Karen Blanchet est une anglophone francophile très impliquée dans la communauté francophone d’Edmonton en Alberta. Elle a épousé un Franco-Albertain. A la maison les deux langues sont parlées. Elle a étudié au Canada et en Australie. Elle a étudié les beaux-arts à la Julian Ashton Art School, une école d’art influente en Australie, avant d’étudier à la University of New South Wales, l’Université de Nouvelle-Galles du Sud, un établissement situé à Kensington, un faubourg de Sydney, où elle a obtenu un Baccalauréat de français avec mention d’honneur. Au retour au Canada, elle a reçu un certificat professionnel d’enseignement à l’Université de Saskatchewan où elle a enseigné au niveau secondaire pendant quelques années avant de fonder une famille. Pendant les années qui ont suivi, elle a approfondi ses connaissances en dessin, en aquarelle, en peinture (huile et acrylique) et en techniques mixtes. En 1990, elle fonde la Blanchet Fine Arts School, une école privée et atelier, où elle réalise son rêve de toujours: avoir un espace où se dévouer entièrement à l’art. Avec l’encouragement de son mari et de ses quatre enfants, l’artiste s’épanouit dans son propre atelier. En 2012, Karen Blanchet est choisie comme représentante de l’Alberta avec une autre artiste. Les deux artistes discutent de la possibilité de former un groupe. Quatre ans plus tard, le groupe DEVENIR voit le jour. Elle obtient également un appui auprès de plusieurs grands organismes tant en Alberta qu’en Colombie-Britannique.
Pour certaines choses, «il y a beaucoup d’opportunités pour les artistes francophones qui ne sont pas disponibles aux artistes anglophones», avoue l’artiste en entrevue.

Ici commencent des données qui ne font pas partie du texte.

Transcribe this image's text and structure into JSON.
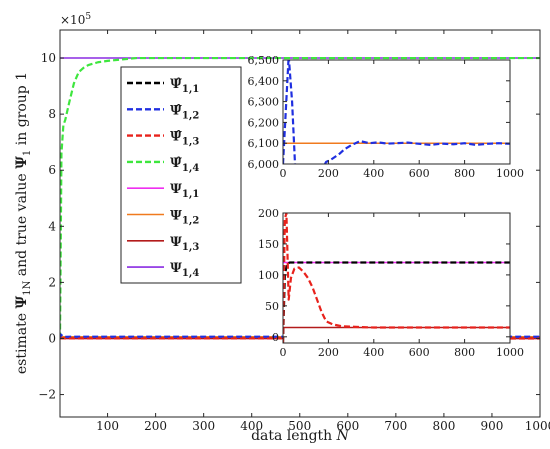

Or, les lieux de diffusion où les artistes en arts visuels peuvent parler la langue de Molière ne sont pas légion. Karen Blanchet insiste sur le fait que, dans sa région, il n’y a aucune galerie commerciale pour les francophones qui souhaiteraient utiliser le français pour se faire servir. De plus, certains centres de diffusion ne vendent pas; ils se contentent d’exposer les artistes. «J’ai essayé de faire application dans une galerie commerciale et les dirigeants m’ont dit qu’afin que je sois associée au Centre d’arts visuels d’Alberta, ils ne me pouvaient pas m’accepter. CAVA ne vise pas les ventes. C’est plutôt une place pour les expositions».
L’artiste albertaine qui utilise le français dans sa communication, dans une proportion de 50 %, affirme qu’il y a très peu d’endroits en réalité pour utiliser le français dans les arts visuels. La proportion de l’utilisation de l’anglais est donc nettement supérieure dans ce milieu particulier. «Il faut insister pour avoir les services en français. Dire « Bonjour » en n’importe quelle circonstance».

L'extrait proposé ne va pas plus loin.